Sen. Bob Bennett, R-Utah, says he's chagrined that not even the Senate itself has been listening to his constant warnings about the upcoming "year 2000 problem."

He says the Senate reported to him that only 63 of its 8,600 computers are currently equipped to handle the potential bug."That surprised me. I thought that we, at least, would be further along than that," he said.

Bennett for about a year has been dragging in other government agencies and private business groups before a banking subcommittee that he chairs to report their efforts to overcome the problem. He has often criticized their slow movement.

But he also heads another subcommittee that oversees appropriations that Congress gives itself, which makes him an overseer of the Senate's own "year 2000 problem" efforts - and wasn't happy to find it has moved slowly, too.

"I think we'll be all right, though," he said. "They are working on getting upgrades or outright replacements. . . . It will be very embarrassing if we don't fix it, especially because I'm in charge of the committee that oversees that."

The "year 2000 problem" comes because many computer programs were designed to store only two digits of the four-digit year. The century portion is assumed to be 19. So when the year 2000 comes, the 00 will be interpreted as 1900, not 2000.

That may make computers crash. Or they may continue to operate but miscalculate interest because of wrong dates, lose stock trades, fail to issue paychecks, overdraw accounts and foul up myriad other transactions.

Bennett said he is finding that even many newer systems that people assume are year 2000 compliant are not - which is causing many of the problems.

"For example, many assume that Windows '95 would be year 2000 compliant - it's not," Bennett said. "Many assume that if their laptop is less than 5 years old that it is compliant, but many are not."

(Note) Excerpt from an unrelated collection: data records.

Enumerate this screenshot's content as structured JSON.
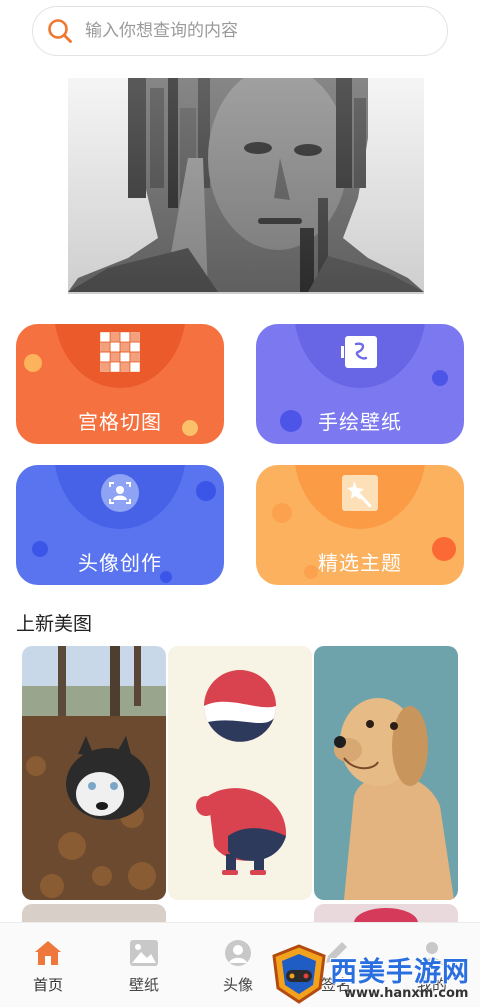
{
  "search": {
    "placeholder": "输入你想查询的内容"
  },
  "features": [
    {
      "label": "宫格切图",
      "icon": "grid-icon",
      "color": "#f57140"
    },
    {
      "label": "手绘壁纸",
      "icon": "drawing-icon",
      "color": "#7b78f0"
    },
    {
      "label": "头像创作",
      "icon": "portrait-icon",
      "color": "#5a74ef"
    },
    {
      "label": "精选主题",
      "icon": "magic-wand-icon",
      "color": "#fcb15f"
    }
  ],
  "section": {
    "title": "上新美图"
  },
  "tabs": [
    {
      "label": "首页",
      "icon": "home-icon",
      "active": true
    },
    {
      "label": "壁纸",
      "icon": "image-icon"
    },
    {
      "label": "头像",
      "icon": "avatar-icon"
    },
    {
      "label": "签名",
      "icon": "pen-icon"
    },
    {
      "label": "我的",
      "icon": "user-icon"
    }
  ],
  "watermark": {
    "text": "西美手游网",
    "url": "www.hanxm.com"
  }
}
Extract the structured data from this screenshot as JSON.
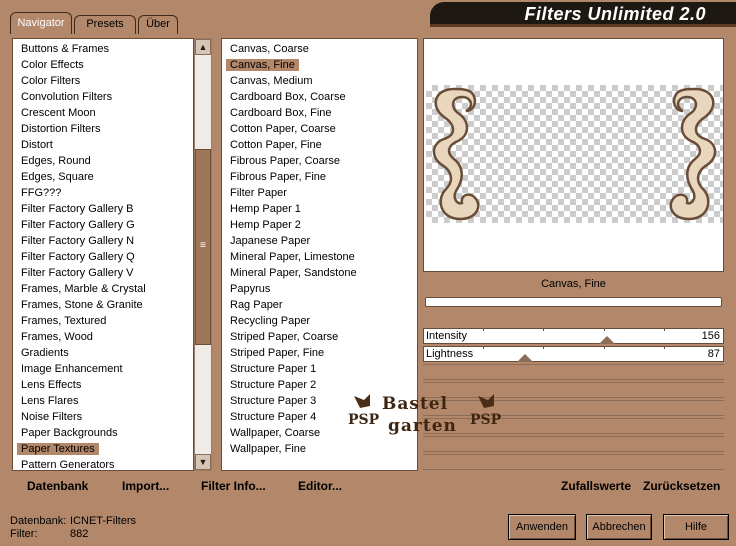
{
  "app": {
    "title": "Filters Unlimited 2.0"
  },
  "tabs": [
    {
      "label": "Navigator",
      "active": true
    },
    {
      "label": "Presets",
      "active": false
    },
    {
      "label": "Über",
      "active": false
    }
  ],
  "categories": [
    "Buttons & Frames",
    "Color Effects",
    "Color Filters",
    "Convolution Filters",
    "Crescent Moon",
    "Distortion Filters",
    "Distort",
    "Edges, Round",
    "Edges, Square",
    "FFG???",
    "Filter Factory Gallery B",
    "Filter Factory Gallery G",
    "Filter Factory Gallery N",
    "Filter Factory Gallery Q",
    "Filter Factory Gallery V",
    "Frames, Marble & Crystal",
    "Frames, Stone & Granite",
    "Frames, Textured",
    "Frames, Wood",
    "Gradients",
    "Image Enhancement",
    "Lens Effects",
    "Lens Flares",
    "Noise Filters",
    "Paper Backgrounds",
    "Paper Textures",
    "Pattern Generators"
  ],
  "selected_category_index": 25,
  "filters": [
    "Canvas, Coarse",
    "Canvas, Fine",
    "Canvas, Medium",
    "Cardboard Box, Coarse",
    "Cardboard Box, Fine",
    "Cotton Paper, Coarse",
    "Cotton Paper, Fine",
    "Fibrous Paper, Coarse",
    "Fibrous Paper, Fine",
    "Filter Paper",
    "Hemp Paper 1",
    "Hemp Paper 2",
    "Japanese Paper",
    "Mineral Paper, Limestone",
    "Mineral Paper, Sandstone",
    "Papyrus",
    "Rag Paper",
    "Recycling Paper",
    "Striped Paper, Coarse",
    "Striped Paper, Fine",
    "Structure Paper 1",
    "Structure Paper 2",
    "Structure Paper 3",
    "Structure Paper 4",
    "Wallpaper, Coarse",
    "Wallpaper, Fine"
  ],
  "selected_filter_index": 1,
  "preview": {
    "filter_name": "Canvas, Fine"
  },
  "sliders": [
    {
      "label": "Intensity",
      "value": "156",
      "fraction": 0.61
    },
    {
      "label": "Lightness",
      "value": "87",
      "fraction": 0.34
    }
  ],
  "links": {
    "datenbank": "Datenbank",
    "import": "Import...",
    "filter_info": "Filter Info...",
    "editor": "Editor...",
    "zufallswerte": "Zufallswerte",
    "zuruecksetzen": "Zurücksetzen"
  },
  "status": {
    "datenbank_label": "Datenbank:",
    "datenbank_value": "ICNET-Filters",
    "filter_label": "Filter:",
    "filter_value": "882"
  },
  "buttons": {
    "anwenden": "Anwenden",
    "abbrechen": "Abbrechen",
    "hilfe": "Hilfe"
  },
  "watermark": {
    "line1": "Bastel",
    "line2": "garten",
    "psp": "PSP"
  },
  "colors": {
    "background": "#b2876a",
    "banner": "#1e1812",
    "selection": "#b2876a"
  }
}
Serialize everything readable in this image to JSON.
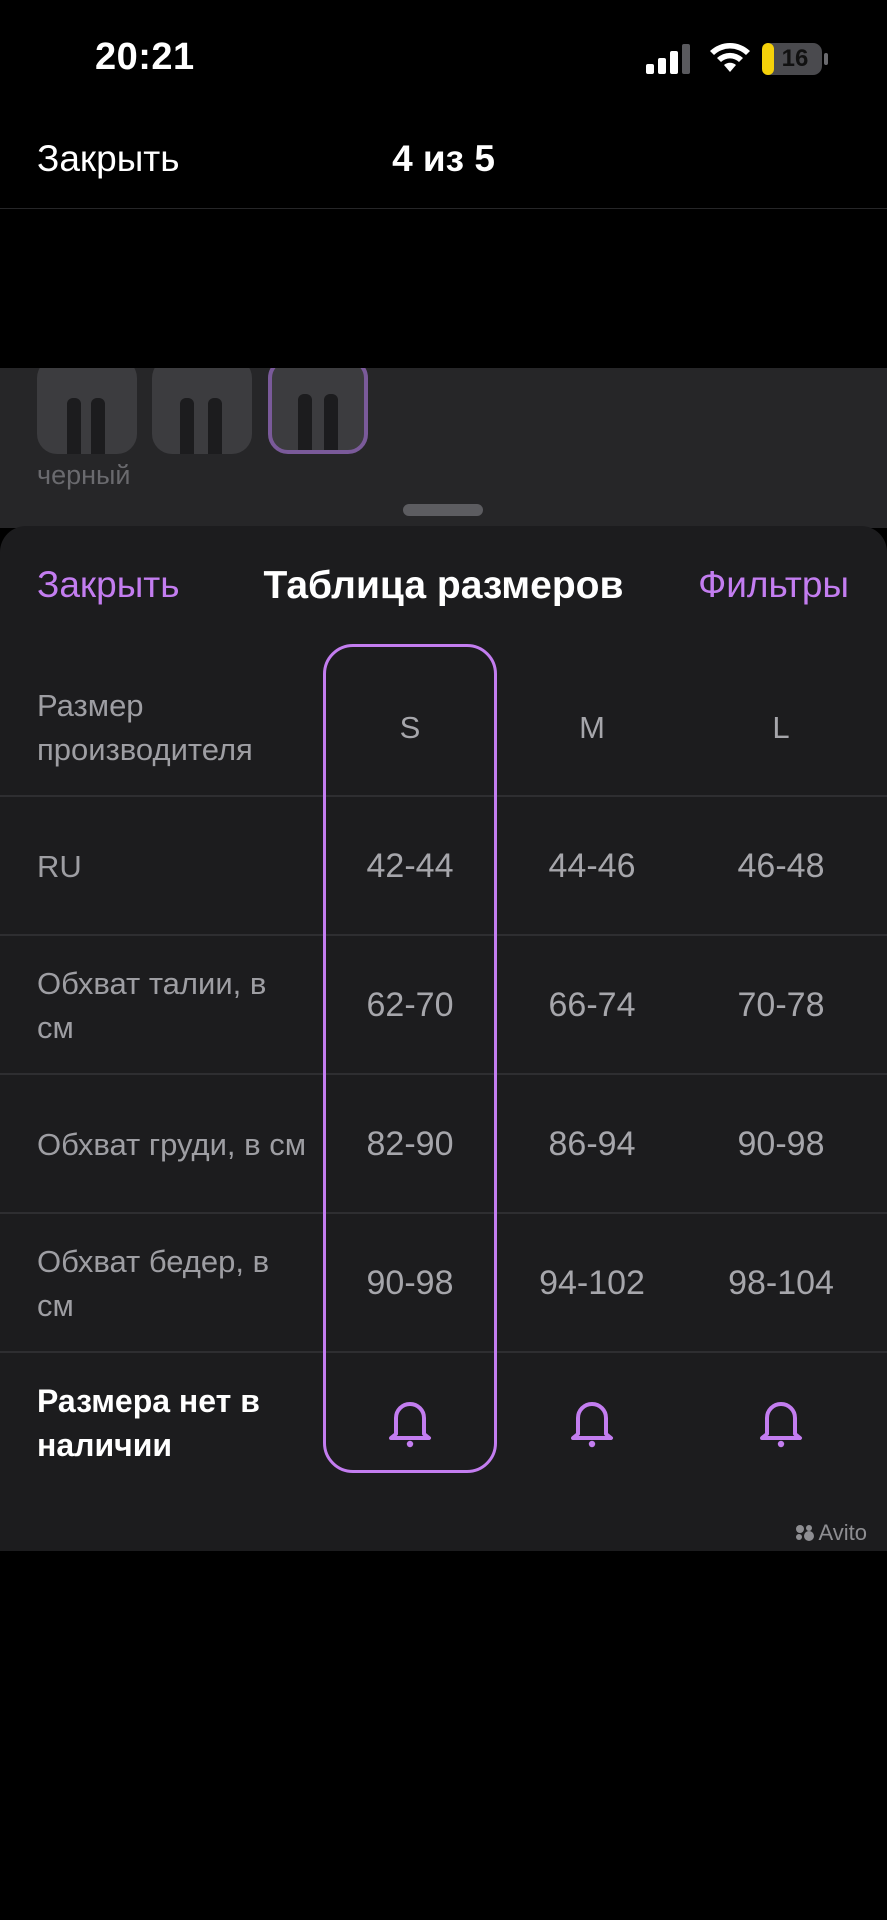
{
  "status_bar": {
    "time": "20:21",
    "battery": "16"
  },
  "top_nav": {
    "close_label": "Закрыть",
    "counter": "4 из 5"
  },
  "background_page": {
    "color_label": "черный"
  },
  "sheet": {
    "close_label": "Закрыть",
    "title": "Таблица размеров",
    "filters_label": "Фильтры",
    "selected_size": "S",
    "header": {
      "label": "Размер производителя",
      "sizes": [
        "S",
        "M",
        "L"
      ]
    },
    "rows": [
      {
        "label": "RU",
        "values": [
          "42-44",
          "44-46",
          "46-48"
        ]
      },
      {
        "label": "Обхват талии, в см",
        "values": [
          "62-70",
          "66-74",
          "70-78"
        ]
      },
      {
        "label": "Обхват груди, в см",
        "values": [
          "82-90",
          "86-94",
          "90-98"
        ]
      },
      {
        "label": "Обхват бедер, в см",
        "values": [
          "90-98",
          "94-102",
          "98-104"
        ]
      }
    ],
    "out_of_stock_label": "Размера нет в наличии",
    "watermark": "Avito"
  },
  "colors": {
    "accent": "#c37df0",
    "sheet_bg": "#1c1c1e",
    "battery": "#f5d10a"
  }
}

He added that a man even told him that he called the maker of his father's heart pacemaker to see if it is year 2000 compliant, and was surprised at its answer.

"They said, `We don't know. Nobody's ever asked us that before,' " Bennett said.

He added that after some research, the company reported that the pacemaker itself was compliant - but that the machine in his doctor's office that broadcasts signals to help regulate it is not, so year 2000 problems are still possible.